No items should go unaccounted for. If items show up on a plan and are
never mentioned again, people will stop trusting your plans, and the
plans and you will counteract the effectiveness of planning. Even if
the outcome is bad, you should communicate it as such. We all make
mistakes. The way to differentiate yourself is to address your
mistakes or inabilities publicly and ask for help resolving them.
Consistently tracing tasks on a plan will create the deserved
impression that no important work is getting lost in the mix.
43. Making the Hang
Speaking for myself (and extrapolating from there), the most serious
barrier between us mortals and the people we admire is our own fear.
Associating with smart, well-connected people who can teach you things
or help you find work is possibly the best way to improve yourself,
but a lot of us are afraid to try. Being part of a tight-knit
professional community is how musicians, artists, and other
craftspeople have stayed strong and evolved their respective artforms
for years. The gurus are the supernodes in the social and professional
network. All it takes to make the connection is a little less
humility.
Of course, you don’t want to just randomly start babbling at these
people. You’ll obviously want to seek out the ones with which you have
something in common. Perhaps you read an article that someone wrote
that was influential. You could show them work you’ve done as a result
and get their input. Or, maybe you’ve created a software interface to
a system that someone created. That’s a great and legitimate way to
make the connection with someone.
44. Already Obsolete
You have to start by realizing that even if you’re on the bleeding
edge of today’s wave, you’re already probably behind on the next one.
Timing being everything, start thinking ahead with your study. What
will be possible in two years that isn’t possible now? What if disk
space were so cheap it was practically free? What if processors were
two times faster? What would we not have to worry about optimizing
for? How might these advances change what’s going to hit?
Yes, it’s a bit of a gamble. But, it’s a game that you will
definitely lose if you don’t play. The worst case is that you’ve
learned something enriching that isn’t directly applicable to your job
in two years. So, you’re still better off looking ahead and taking a
gamble like this. The best case is that you remain ahead of the curve
and can continue to be an expert in leading-edge technologies.
Looking ahead and being explicit about your skill development can mean
the difference between being blind or visionary.

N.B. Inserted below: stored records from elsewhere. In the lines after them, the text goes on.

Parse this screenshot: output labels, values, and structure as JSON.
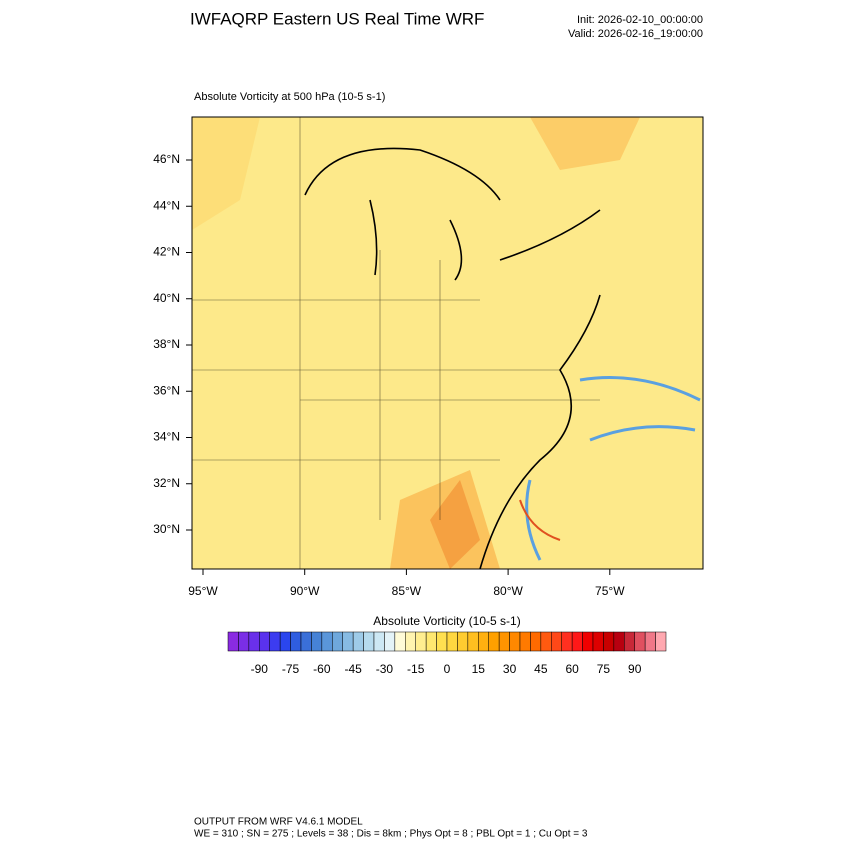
{
  "header": {
    "title": "IWFAQRP Eastern US Real Time WRF",
    "init": "Init: 2026-02-10_00:00:00",
    "valid": "Valid: 2026-02-16_19:00:00"
  },
  "map": {
    "subtitle": "Absolute Vorticity at 500 hPa   (10-5 s-1)",
    "lat_labels": [
      "46°N",
      "44°N",
      "42°N",
      "40°N",
      "38°N",
      "36°N",
      "34°N",
      "32°N",
      "30°N"
    ],
    "lon_labels": [
      "95°W",
      "90°W",
      "85°W",
      "80°W",
      "75°W"
    ]
  },
  "colorbar": {
    "title": "Absolute Vorticity  (10-5 s-1)",
    "labels": [
      "-90",
      "-75",
      "-60",
      "-45",
      "-30",
      "-15",
      "0",
      "15",
      "30",
      "45",
      "60",
      "75",
      "90"
    ],
    "colors": [
      "#8a2be2",
      "#7a2ee6",
      "#6a30ea",
      "#5a32ee",
      "#3c3cf0",
      "#2a46ee",
      "#2f5de0",
      "#3a6fd8",
      "#4682d6",
      "#5a96da",
      "#6fa8dc",
      "#87bbe3",
      "#9ecbe8",
      "#b6dbee",
      "#cde8f4",
      "#e4f3f8",
      "#fffbd8",
      "#fff4b0",
      "#ffee90",
      "#ffe870",
      "#ffe050",
      "#ffd740",
      "#ffcc30",
      "#ffbf20",
      "#ffb010",
      "#ffa000",
      "#ff9400",
      "#ff8800",
      "#ff7a00",
      "#ff6a00",
      "#ff5a10",
      "#ff4818",
      "#ff3020",
      "#ff1818",
      "#f00000",
      "#dd0000",
      "#c80000",
      "#b80010",
      "#c82838",
      "#e05060",
      "#f07888",
      "#ffa8b0"
    ]
  },
  "footer": {
    "line1": "OUTPUT FROM WRF V4.6.1 MODEL",
    "line2": "WE = 310 ; SN = 275 ; Levels = 38 ; Dis = 8km ; Phys Opt = 8 ; PBL Opt = 1 ; Cu Opt = 3"
  }
}
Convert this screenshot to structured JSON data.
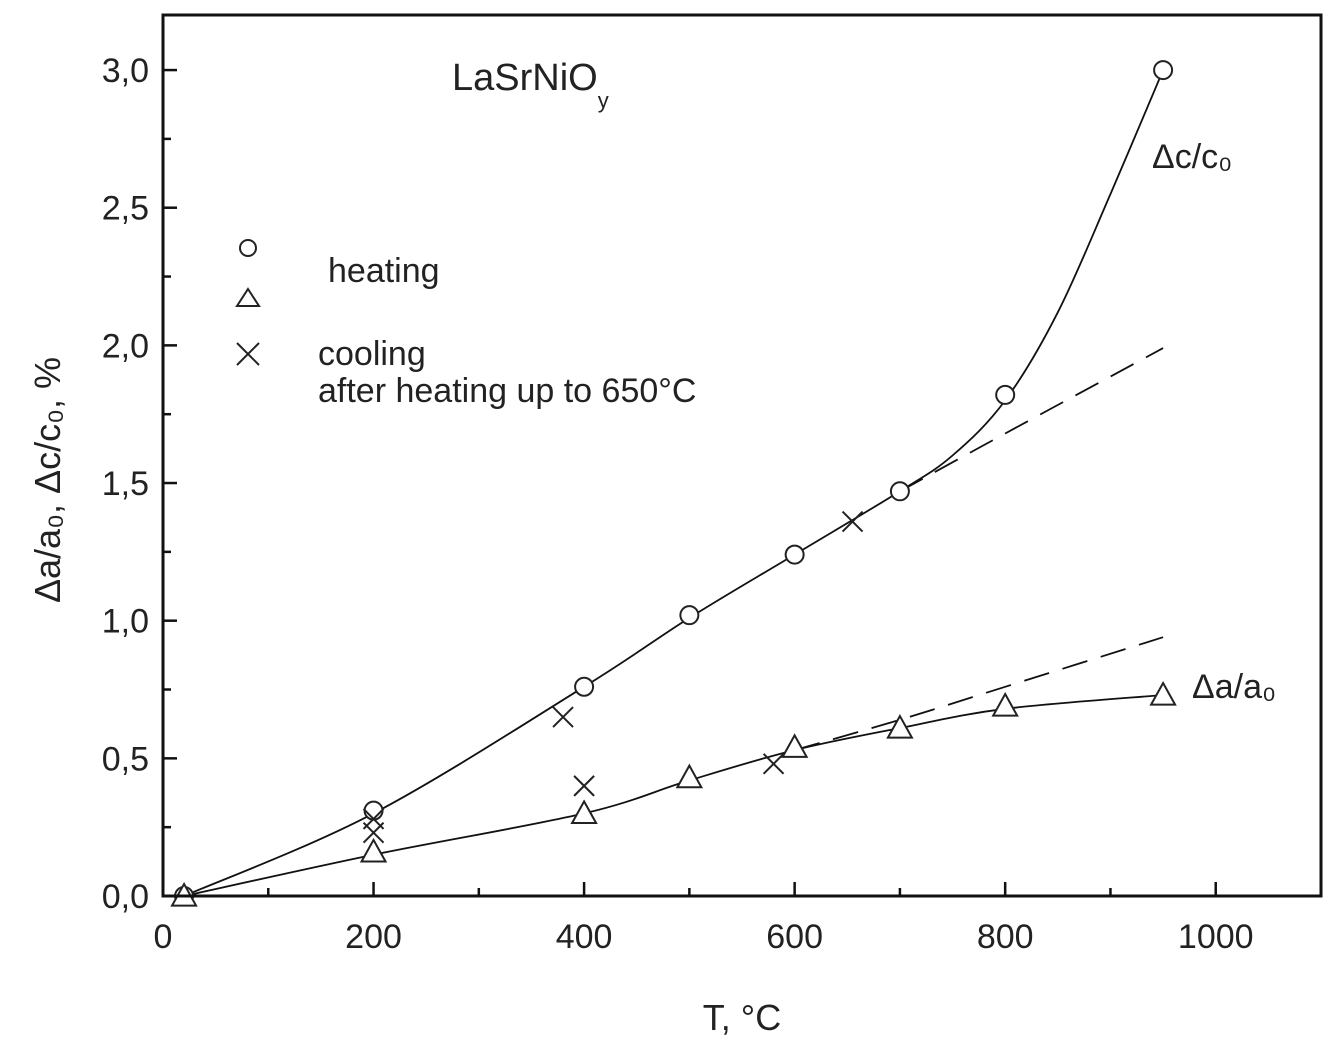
{
  "chart_data": {
    "type": "scatter",
    "title": "LaSrNiO",
    "title_subscript": "y",
    "xlabel": "T, °C",
    "ylabel": "Δa/a₀, Δc/c₀, %",
    "xlim": [
      0,
      1100
    ],
    "ylim": [
      0,
      3.2
    ],
    "x_ticks": [
      0,
      200,
      400,
      600,
      800,
      1000
    ],
    "x_tick_labels": [
      "0",
      "200",
      "400",
      "600",
      "800",
      "1000"
    ],
    "y_ticks": [
      0,
      0.5,
      1.0,
      1.5,
      2.0,
      2.5,
      3.0
    ],
    "y_tick_labels": [
      "0,0",
      "0,5",
      "1,0",
      "1,5",
      "2,0",
      "2,5",
      "3,0"
    ],
    "grid": false,
    "legend": {
      "placement": "top-left",
      "entries": [
        {
          "marker": "circle",
          "label": ""
        },
        {
          "marker": "triangle",
          "label": "heating"
        },
        {
          "marker": "cross",
          "label": "cooling"
        }
      ],
      "note": "after heating up to 650°C"
    },
    "series": [
      {
        "name": "Δc/c₀",
        "marker": "circle",
        "x": [
          20,
          200,
          400,
          500,
          600,
          700,
          800,
          950
        ],
        "y": [
          0.0,
          0.31,
          0.76,
          1.02,
          1.24,
          1.47,
          1.82,
          3.0
        ]
      },
      {
        "name": "Δa/a₀",
        "marker": "triangle",
        "x": [
          20,
          200,
          400,
          500,
          600,
          700,
          800,
          950
        ],
        "y": [
          0.0,
          0.16,
          0.3,
          0.43,
          0.54,
          0.61,
          0.69,
          0.73
        ]
      },
      {
        "name": "",
        "marker": "cross",
        "x": [
          200,
          200,
          380,
          400,
          580,
          655
        ],
        "y": [
          0.28,
          0.23,
          0.65,
          0.4,
          0.48,
          1.36
        ]
      }
    ],
    "fit_curves": [
      {
        "style": "solid",
        "x": [
          20,
          200,
          400,
          500,
          600,
          700,
          750,
          800,
          850,
          900,
          950
        ],
        "y": [
          0.0,
          0.3,
          0.76,
          1.01,
          1.24,
          1.47,
          1.6,
          1.8,
          2.12,
          2.55,
          3.0
        ]
      },
      {
        "style": "solid",
        "x": [
          20,
          200,
          400,
          500,
          600,
          700,
          800,
          950
        ],
        "y": [
          0.0,
          0.15,
          0.3,
          0.42,
          0.53,
          0.61,
          0.68,
          0.73
        ]
      },
      {
        "style": "dashed",
        "x": [
          700,
          800,
          950
        ],
        "y": [
          1.47,
          1.68,
          1.99
        ]
      },
      {
        "style": "dashed",
        "x": [
          600,
          700,
          800,
          950
        ],
        "y": [
          0.53,
          0.64,
          0.76,
          0.94
        ]
      }
    ]
  }
}
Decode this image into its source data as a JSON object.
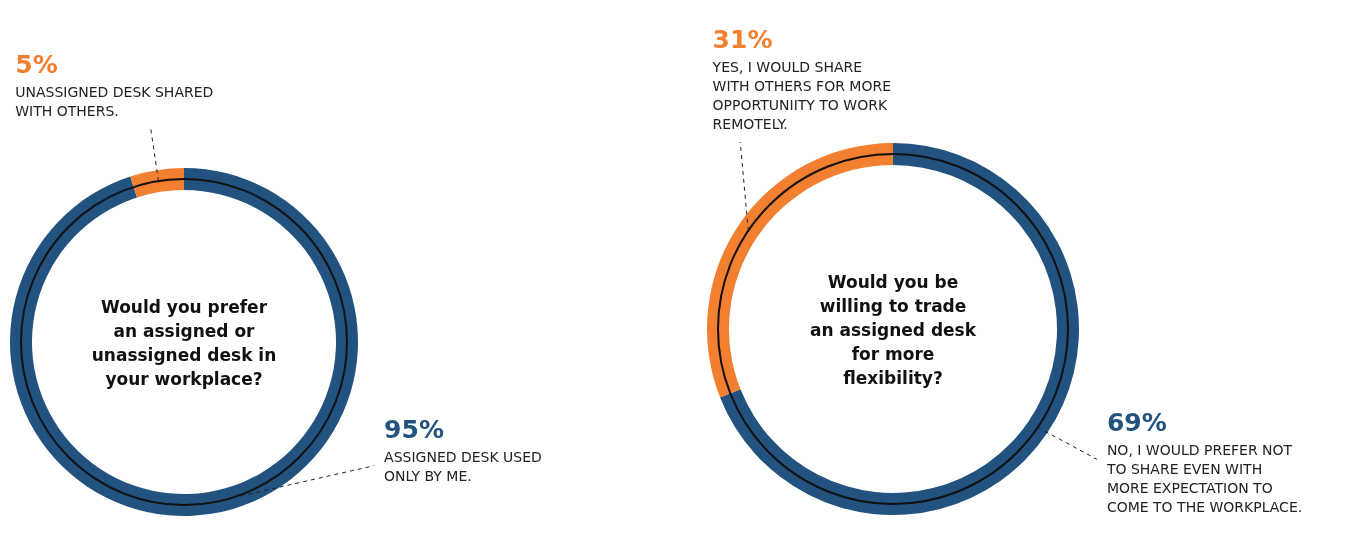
{
  "chart_data": [
    {
      "type": "donut",
      "title": "Would you prefer an assigned or unassigned desk in your workplace?",
      "categories": [
        "ASSIGNED DESK USED ONLY BY ME.",
        "UNASSIGNED DESK SHARED WITH OTHERS."
      ],
      "values": [
        95,
        5
      ],
      "colors": [
        "#22527f",
        "#f37f30"
      ],
      "value_labels": [
        "95%",
        "5%"
      ]
    },
    {
      "type": "donut",
      "title": "Would you be willing to trade an assigned desk for more flexibility?",
      "categories": [
        "NO, I WOULD PREFER NOT TO SHARE EVEN WITH MORE EXPECTATION TO COME TO THE WORKPLACE.",
        "YES, I WOULD SHARE WITH OTHERS FOR MORE OPPORTUNIITY TO WORK REMOTELY."
      ],
      "values": [
        69,
        31
      ],
      "colors": [
        "#22527f",
        "#f37f30"
      ],
      "value_labels": [
        "69%",
        "31%"
      ]
    }
  ]
}
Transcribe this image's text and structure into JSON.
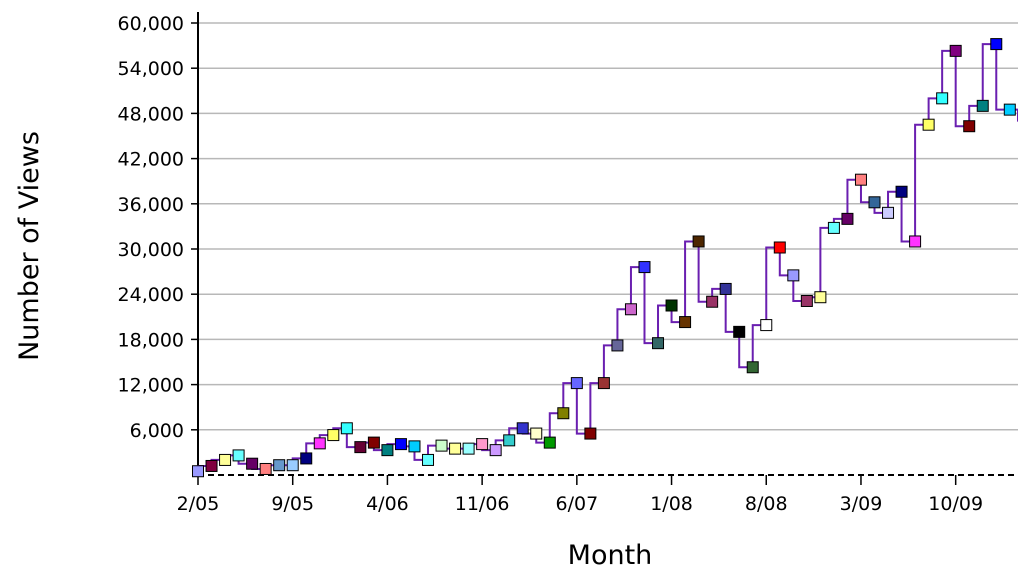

P.S. This lesson was the reason why I started admiring DHH even more after seeing he is not afraid to include CoffeeScript and SCSS in Rails 3.1
51. Avoid Waterfall Career Planning
The important thing to realize is that change is not only possible in
your career but necessary. As a software developer, you would never
want to pour yourself into developing something your client doesn’t
want. Agile methodologies help prevent you from doing so. The same is
true of your career. Set big goals, but make constant corrections
along the way. Learn from the experience, and change the goals as you
go. Ultimately, a happy customer is what we all want (especially when,
as we plan our careers, we are our own customers) – not a completed
requirement.
I probably put more excerpts from the book here than I should, but I wanted to drive home the point on some of the non-obvious-but-critical points that the book raises that every software developer should ponder about.